- Born: December 6, 1936 Kansas City, Missouri, U.S.
- Died: October 21, 2017 (aged 80) Monterey, California, U.S.
- Occupation: Screenwriter

= Robert Getchell =

Hollywood screenwriter

Robert Getchell (December 6, 1936 – October 21, 2017) was an American screenwriter.

==Early life and education==
Getchell graduated from the University of Missouri in 1965 and taught literature at the University of Missouri.

==Career==
Getchell wrote the 1974 film Alice Doesn't Live Here Anymore and created the sitcom based on that film, Alice. He was nominated for an Academy Award for his screenplays for both Alice Doesn't Live Here Anymore and the subsequent Bound for Glory.

Getchell's recurrent theme in most of his films is the relationship between a parent or parent substitute and a child or young person in trying or dangerous situations

Getchell was also the screenwriter for the 1981 docudrama film Mommie Dearest, based on Christina Crawford's nightmarish childhood with her violent, manipulative, alcoholic adoptive mother, the actress Joan Crawford. The film was intended to be a serious drama about child abuse, but Getchell's script was chaotic, jumbled, and lacked psychological insight. It won the Golden Raspberry award that year for worst screenplay, one of the factors that led Mommie Dearest to be remembered as a cult film.

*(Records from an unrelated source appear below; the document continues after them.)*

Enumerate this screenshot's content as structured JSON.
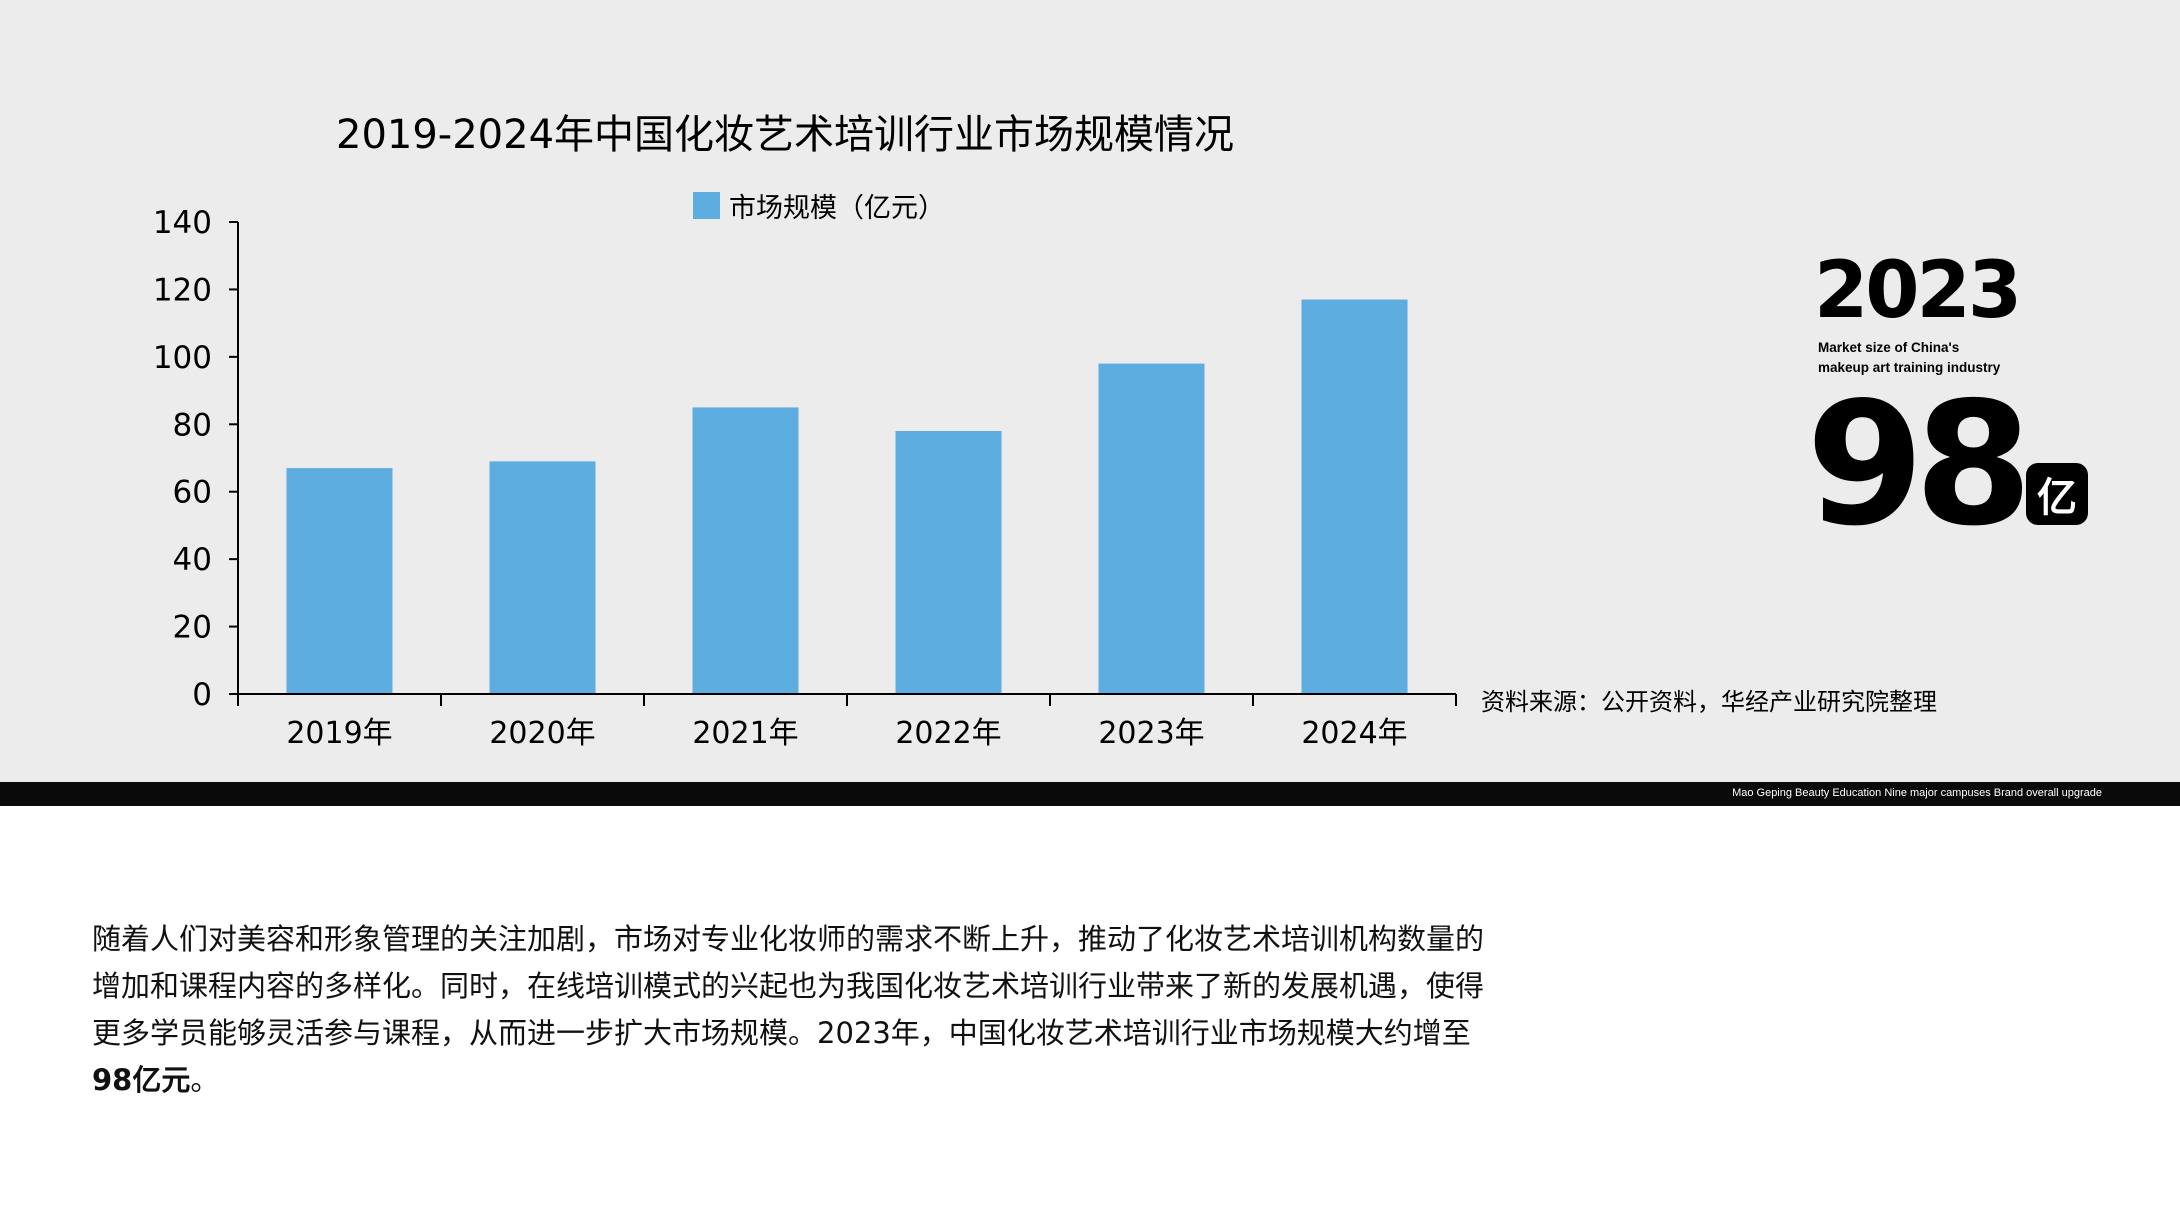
{
  "chart_data": {
    "type": "bar",
    "title": "2019-2024年中国化妆艺术培训行业市场规模情况",
    "categories": [
      "2019年",
      "2020年",
      "2021年",
      "2022年",
      "2023年",
      "2024年"
    ],
    "series": [
      {
        "name": "市场规模（亿元）",
        "values": [
          67,
          69,
          85,
          78,
          98,
          117
        ],
        "color": "#5dade0"
      }
    ],
    "ylim": [
      0,
      140
    ],
    "yticks": [
      0,
      20,
      40,
      60,
      80,
      100,
      120,
      140
    ],
    "xlabel": "",
    "ylabel": "",
    "grid": false,
    "legend": "top-center"
  },
  "source_note": "资料来源：公开资料，华经产业研究院整理",
  "kpi": {
    "year": "2023",
    "subtitle_line1": "Market size of China's",
    "subtitle_line2": "makeup art training industry",
    "value": "98",
    "unit": "亿"
  },
  "band_text": "Mao Geping Beauty Education Nine major campuses Brand overall upgrade",
  "paragraph": {
    "text_main": "随着人们对美容和形象管理的关注加剧，市场对专业化妆师的需求不断上升，推动了化妆艺术培训机构数量的增加和课程内容的多样化。同时，在线培训模式的兴起也为我国化妆艺术培训行业带来了新的发展机遇，使得更多学员能够灵活参与课程，从而进一步扩大市场规模。2023年，中国化妆艺术培训行业市场规模大约增至",
    "text_bold": "98亿元",
    "text_end": "。"
  },
  "colors": {
    "bar": "#5dade0",
    "panel_bg": "#ececec",
    "band": "#0a0a0a"
  }
}
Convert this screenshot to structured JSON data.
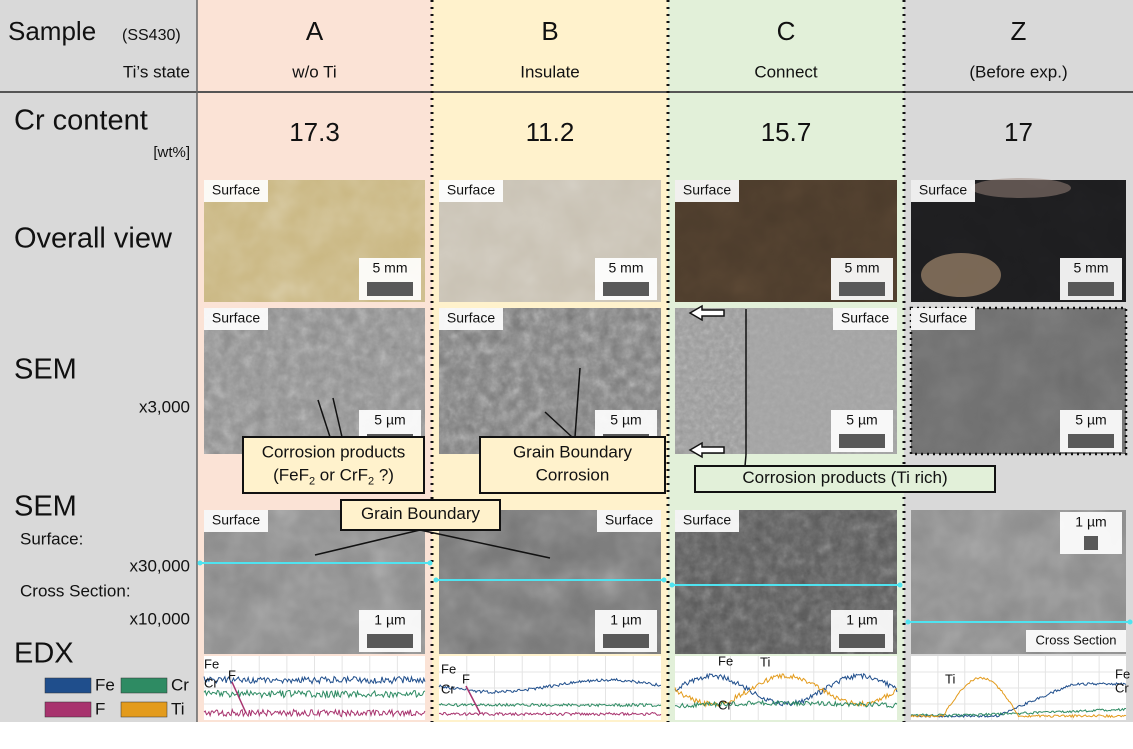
{
  "header": {
    "sample": "Sample",
    "sample_note": "(SS430)",
    "state_label": "Ti’s state"
  },
  "row_labels": {
    "cr_content": "Cr content",
    "cr_unit": "[wt%]",
    "overall": "Overall view",
    "sem1": "SEM",
    "sem1_mag": "x3,000",
    "sem2": "SEM",
    "surface": "Surface:",
    "surface_mag": "x30,000",
    "cross": "Cross Section:",
    "cross_mag": "x10,000",
    "edx": "EDX"
  },
  "legend": [
    {
      "name": "Fe",
      "color": "#1f4e8c"
    },
    {
      "name": "Cr",
      "color": "#2e8b63"
    },
    {
      "name": "F",
      "color": "#a8336e"
    },
    {
      "name": "Ti",
      "color": "#e39b1c"
    }
  ],
  "columns": [
    {
      "sample": "A",
      "state": "w/o Ti",
      "cr_content": 17.3,
      "overall": {
        "tag": "Surface",
        "scale": "5 mm"
      },
      "sem": {
        "tag": "Surface",
        "scale": "5 µm"
      },
      "sem_high": {
        "tag": "Surface",
        "scale": "1 µm"
      },
      "edx_labels": [
        "Fe",
        "Cr",
        "F"
      ]
    },
    {
      "sample": "B",
      "state": "Insulate",
      "cr_content": 11.2,
      "overall": {
        "tag": "Surface",
        "scale": "5 mm"
      },
      "sem": {
        "tag": "Surface",
        "scale": "5 µm"
      },
      "sem_high": {
        "tag": "Surface",
        "scale": "1 µm"
      },
      "edx_labels": [
        "Fe",
        "Cr",
        "F"
      ]
    },
    {
      "sample": "C",
      "state": "Connect",
      "cr_content": 15.7,
      "overall": {
        "tag": "Surface",
        "scale": "5 mm"
      },
      "sem": {
        "tag": "Surface",
        "scale": "5 µm"
      },
      "sem_high": {
        "tag": "Surface",
        "scale": "1 µm"
      },
      "edx_labels": [
        "Fe",
        "Ti",
        "Cr"
      ]
    },
    {
      "sample": "Z",
      "state": "(Before exp.)",
      "cr_content": 17,
      "overall": {
        "tag": "Surface",
        "scale": "5 mm"
      },
      "sem": {
        "tag": "Surface",
        "scale": "5 µm"
      },
      "sem_high": {
        "tag": "Cross Section",
        "scale": "1 µm"
      },
      "edx_labels": [
        "Fe",
        "Cr",
        "Ti"
      ]
    }
  ],
  "callouts": [
    {
      "lines": [
        [
          "Corrosion products"
        ],
        [
          "(FeF",
          "2",
          " or CrF",
          "2",
          " ?)"
        ]
      ]
    },
    {
      "lines": [
        [
          "Grain Boundary"
        ],
        [
          "Corrosion"
        ]
      ]
    },
    {
      "lines": [
        [
          "Corrosion products (Ti rich)"
        ]
      ]
    },
    {
      "lines": [
        [
          "Grain Boundary"
        ]
      ]
    }
  ]
}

Getchell adapted Geoffrey Wolff's The Duke of Deception for a screenplay and, later, Tobias Wolff's book This Boy's Life: A Memoir for the film, This Boy's Life.

==Personal life==
He died on October 21, 2017, aged 80.

==Filmography==
- Alice Doesn't Live Here Anymore (1974)
- Bound for Glory (1976)
- Alice (1976–1985)
- Mommie Dearest (1981)
- Sweet Dreams (1985)
- Stella (1990)
- Point of No Return (1993)
- This Boy's Life (1993)
- The Client (1994)

==Awards==
- 1975: nominated for an Academy Award and Writers Guild of America Award for Alice Doesn't Live Here Anymore.
- 1976: won a BAFTA Award for Alice Doesn't Live Here Anymore.
- 1977: nominated for an Academy Award and WGA Award for Bound for Glory.
- 1982: won a Golden Raspberry Award for Worst Screenplay for Mommie Dearest.